Subsequent instructions are assembled into subsequent locations.
Example:
100/ The next instruction is placed in location 100.
So, was it an element or an expression (and should it even make difference here? don't we today think of single constants ase a special, degeneartae case of expressions?)?
Sidenote: actually "element" there meant what we would name a token or an dientifier today. But not quite, not quite...
Any group of letters, digits, and parentheses which represent binary values less than 2^18 are elements. Values are assigned to elements by the Assembler or the Loader.
Talk about self-recursive declarations. I can not figure otu of this whether values go first or elements do.
Lurk more the slash though...
LOCATION ASSIGNMENT
The use of a slash V), if immediately preceded by an element or expression, sets the location
counter equal to the value of that element or expression.
Examples:
300/ LAC (56
BEG-240+A/ LAC (56 - The instruction is stored in location number BEG-240+A.
So, if you would think how ALGOL got the //-comments - this is probably the birthplace of that bad habbit.
BASIC's use of apostrophe-comments and intel assembler use of semicolon-comments look pristine and perfectly justified attempts at clean break here. But dirty ALGOL prevailed. In modern Pascal too.
Now, commas.
SYMBOLIC ADDRESS TAG
An element or expression which represents a location in memory may be assigned a value in a
number of ways. The user could utilize the parameter assignment feature thus:
A=. ADD 100
The symbol A is assigned the value equal to the location in which the instruction ADD 100 is
placed by the Assembler. If the symbol already has a definition, it would be redefined. The
user can reference this location later by the symbol A:
JMP A
Redefining goto labels!!! How's THAT to you, Niklaus Wirth? What you consider harmful now, Dijkstra???
Folks, isn't it all sheer delirium? I wish i had a time machine and a big stick (bigger than logrules), to have some softly spoken words with them who designed THIS...
The simplest way to assign a value to a tag is by use of the comma.
A, ADD 100
The value of A would be the same as in the first case; the only difference would occur if A
had previously been defined, which would result in the diagnostic MDT.
...and strangely we made a full circle and came back to the notion of once-assigned (bound, almosat-immutable) variables, as a syntax construct, saving programmer from accidental typos, but not seeking to prohibit all cases of intentionally unsafe overrides.
A single undefined symbol or an expression containing only one undefined
symbol preceding the comma has its value set equal to the current location.
Setting value to expressions? My head, my head, please don't leave me yet!..
It is explained later, though.
An expression preceding the comma which contains more than one undefined symbol causes the
error print TUA. If the expression to the left of the comma contains no undefined symbols but
is equal in value to the current location, it is ignored; otherwise the error print MDT occurs.
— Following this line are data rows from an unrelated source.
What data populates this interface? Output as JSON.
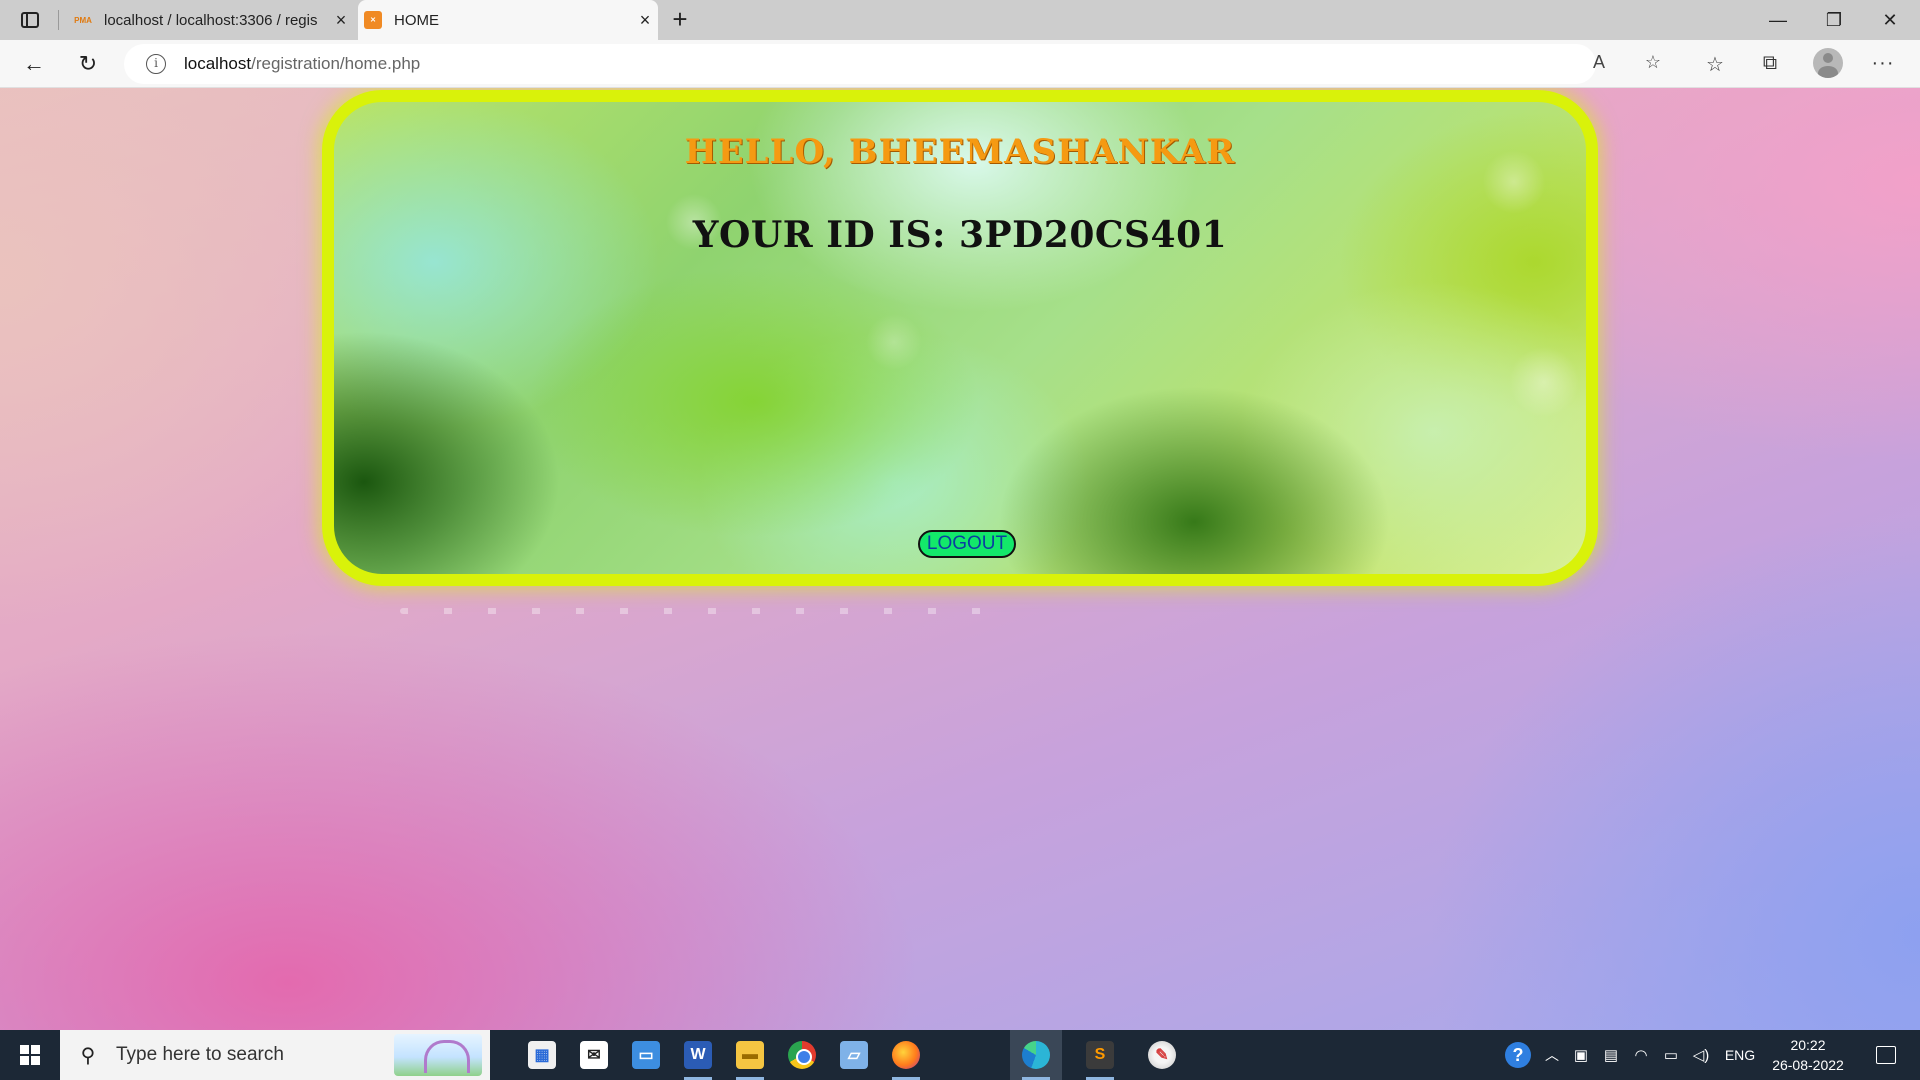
{
  "browser": {
    "tabs": [
      {
        "label": "localhost / localhost:3306 / regis",
        "favicon": "phpmyadmin-icon",
        "active": false
      },
      {
        "label": "HOME",
        "favicon": "xampp-icon",
        "active": true
      }
    ],
    "url_host": "localhost",
    "url_path": "/registration/home.php"
  },
  "page": {
    "greeting": "HELLO, BHEEMASHANKAR",
    "id_line": "YOUR ID IS: 3PD20CS401",
    "logout_label": "LOGOUT",
    "colors": {
      "card_border": "#d9f20a",
      "greeting": "#f59a12",
      "logout_bg": "#13e86a",
      "logout_text": "#0b3fa0"
    }
  },
  "taskbar": {
    "search_placeholder": "Type here to search",
    "apps": [
      "store-icon",
      "mail-icon",
      "remote-desktop-icon",
      "word-icon",
      "file-explorer-icon",
      "chrome-icon",
      "remote-app-icon",
      "firefox-icon",
      "edge-icon",
      "sublime-text-icon",
      "paint-icon"
    ],
    "language": "ENG",
    "time": "20:22",
    "date": "26-08-2022"
  }
}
This feature is useful for verifying table lengths.
Examples:
A,
B+1, - Where A and B are previously undefined symbols.
101, - Where the number is the same as the current value of the location counter.
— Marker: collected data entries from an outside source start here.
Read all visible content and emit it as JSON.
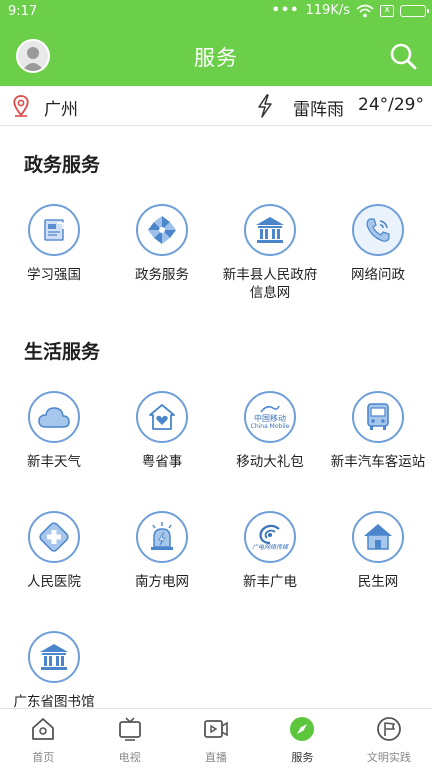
{
  "status": {
    "time": "9:17",
    "dots": "•••",
    "speed": "119K/s",
    "sim": "x"
  },
  "header": {
    "title": "服务"
  },
  "weather": {
    "city": "广州",
    "condition": "雷阵雨",
    "temp": "24°/29°"
  },
  "sections": [
    {
      "title": "政务服务",
      "items": [
        {
          "label": "学习强国",
          "icon": "study-icon"
        },
        {
          "label": "政务服务",
          "icon": "pinwheel-icon"
        },
        {
          "label": "新丰县人民政府信息网",
          "icon": "government-building-icon"
        },
        {
          "label": "网络问政",
          "icon": "phone-icon"
        }
      ]
    },
    {
      "title": "生活服务",
      "items": [
        {
          "label": "新丰天气",
          "icon": "cloud-icon"
        },
        {
          "label": "粤省事",
          "icon": "heart-house-icon"
        },
        {
          "label": "移动大礼包",
          "icon": "china-mobile-icon"
        },
        {
          "label": "新丰汽车客运站",
          "icon": "bus-icon"
        },
        {
          "label": "人民医院",
          "icon": "hospital-cross-icon"
        },
        {
          "label": "南方电网",
          "icon": "power-grid-icon"
        },
        {
          "label": "新丰广电",
          "icon": "broadcast-icon"
        },
        {
          "label": "民生网",
          "icon": "house-icon"
        },
        {
          "label": "广东省图书馆",
          "icon": "library-icon"
        }
      ]
    }
  ],
  "mobile_logo": {
    "cn": "中国移动",
    "en": "China Mobile"
  },
  "broadcast_logo": {
    "text": "广电网络传媒"
  },
  "nav": [
    {
      "label": "首页",
      "icon": "home-icon"
    },
    {
      "label": "电视",
      "icon": "tv-icon"
    },
    {
      "label": "直播",
      "icon": "live-video-icon"
    },
    {
      "label": "服务",
      "icon": "compass-icon",
      "active": true
    },
    {
      "label": "文明实践",
      "icon": "flag-circle-icon"
    }
  ],
  "colors": {
    "brand": "#6ccf4a",
    "icon_stroke": "#6f9fd8"
  }
}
GEORGE+HARRY-4, - Where either GEORGE or HARRY are previously undefined symbols.
A nifty trick... But Mel would do without it.
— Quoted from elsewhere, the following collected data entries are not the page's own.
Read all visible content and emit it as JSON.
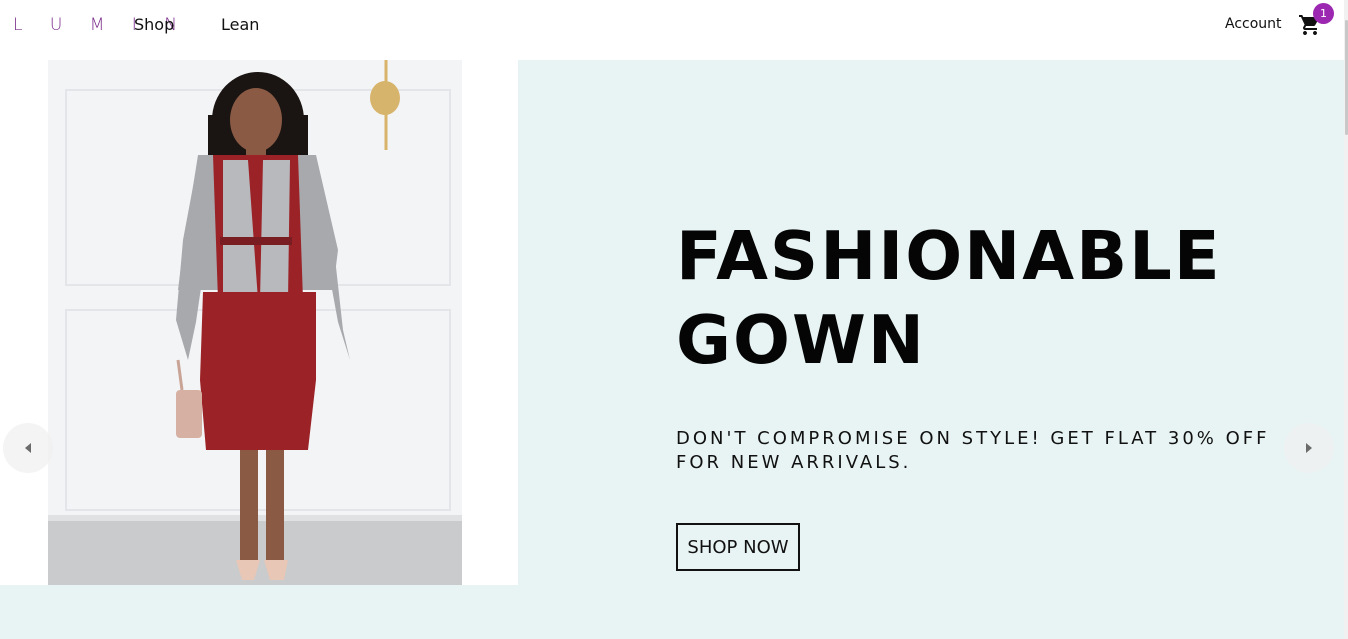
{
  "nav": {
    "brand": "L U M I N",
    "links": [
      "Shop",
      "Lean"
    ],
    "account": "Account",
    "cart_count": "1"
  },
  "hero": {
    "headline_line1": "FASHIONABLE",
    "headline_line2": "GOWN",
    "subtext_line1": "DON'T COMPROMISE ON STYLE! GET FLAT 30% OFF",
    "subtext_line2": "FOR NEW ARRIVALS.",
    "cta": "SHOP NOW"
  },
  "colors": {
    "brand": "#7b2d8b",
    "badge": "#9c27b0",
    "hero_bg": "#e8f3f3",
    "dress": "#9b2226"
  },
  "icons": {
    "cart": "shopping-cart-icon",
    "prev": "chevron-left-icon",
    "next": "chevron-right-icon"
  }
}
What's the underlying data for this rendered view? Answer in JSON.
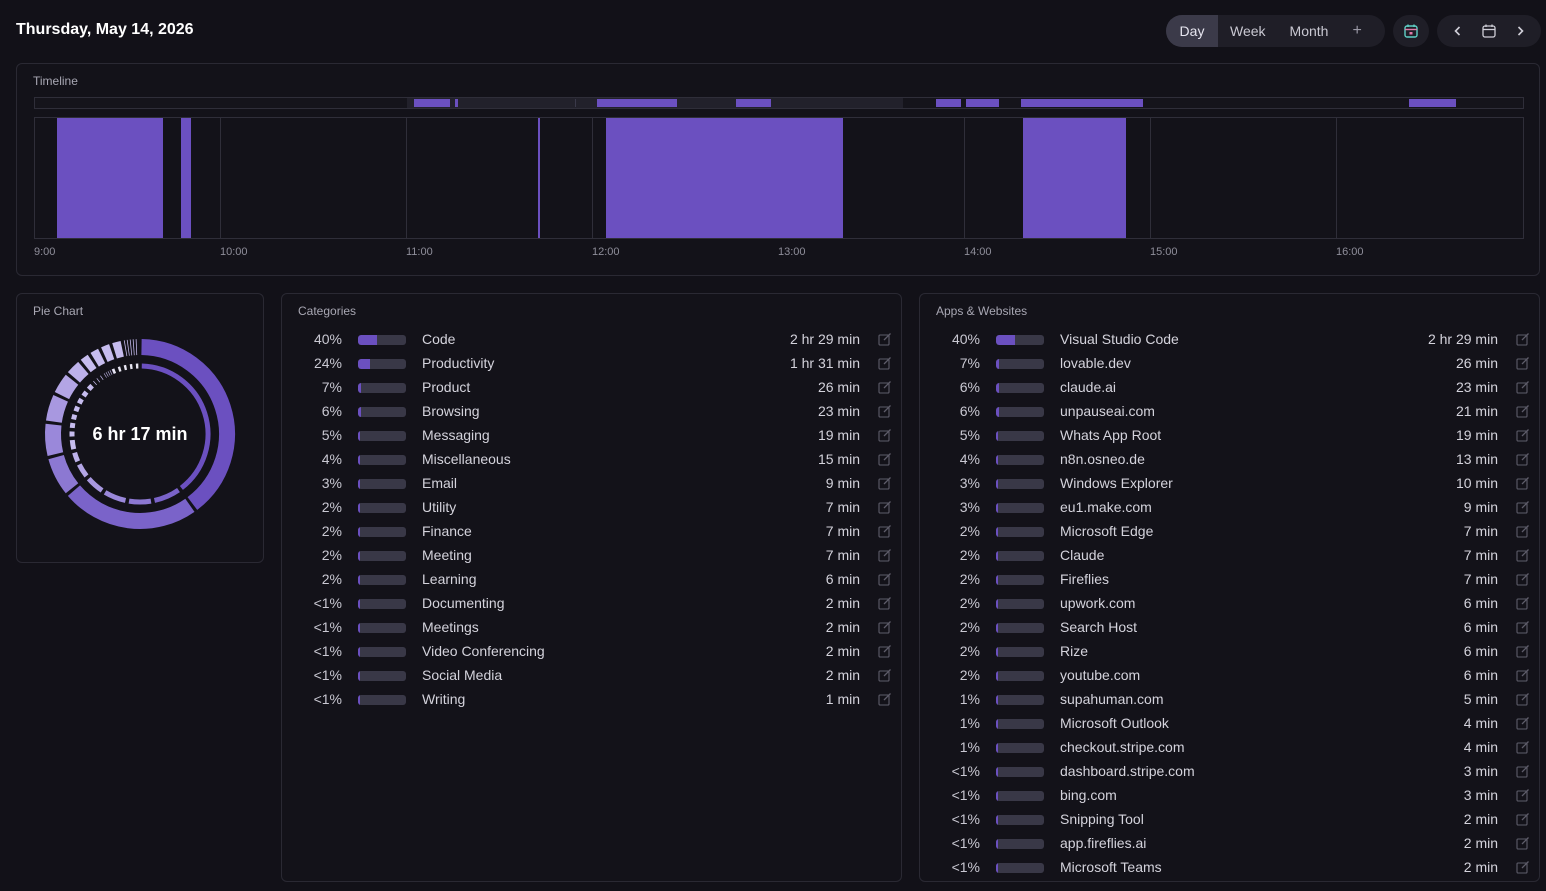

I still left puzzled, if the "LEFT" label in the listing above - and it was a listing for "master tape duplicator" - a CRUCIALLY important utility which errors could brick the super-expensive machine - was buggy and never could be actually "compiled". Well, today all the books are printed from digital data, so probably some typography boy dropped the comma glyph when pre-mastering.
============
http://www.bitsavers.org/pdf/dec/pdp7/PDP-7_Brochure.pdfThe brochure. What should it have?
Well, obviously, glossy photos with perhydrole maidens, and lots of shallow buzz-talk, aiming to drive you out of your wallet before you started thinking what it specifically was what yujsut bought.
Glossy photos there are, but instead of maidens there is some man with black beard instead. And they say those were years of sexism and ageism, LOL.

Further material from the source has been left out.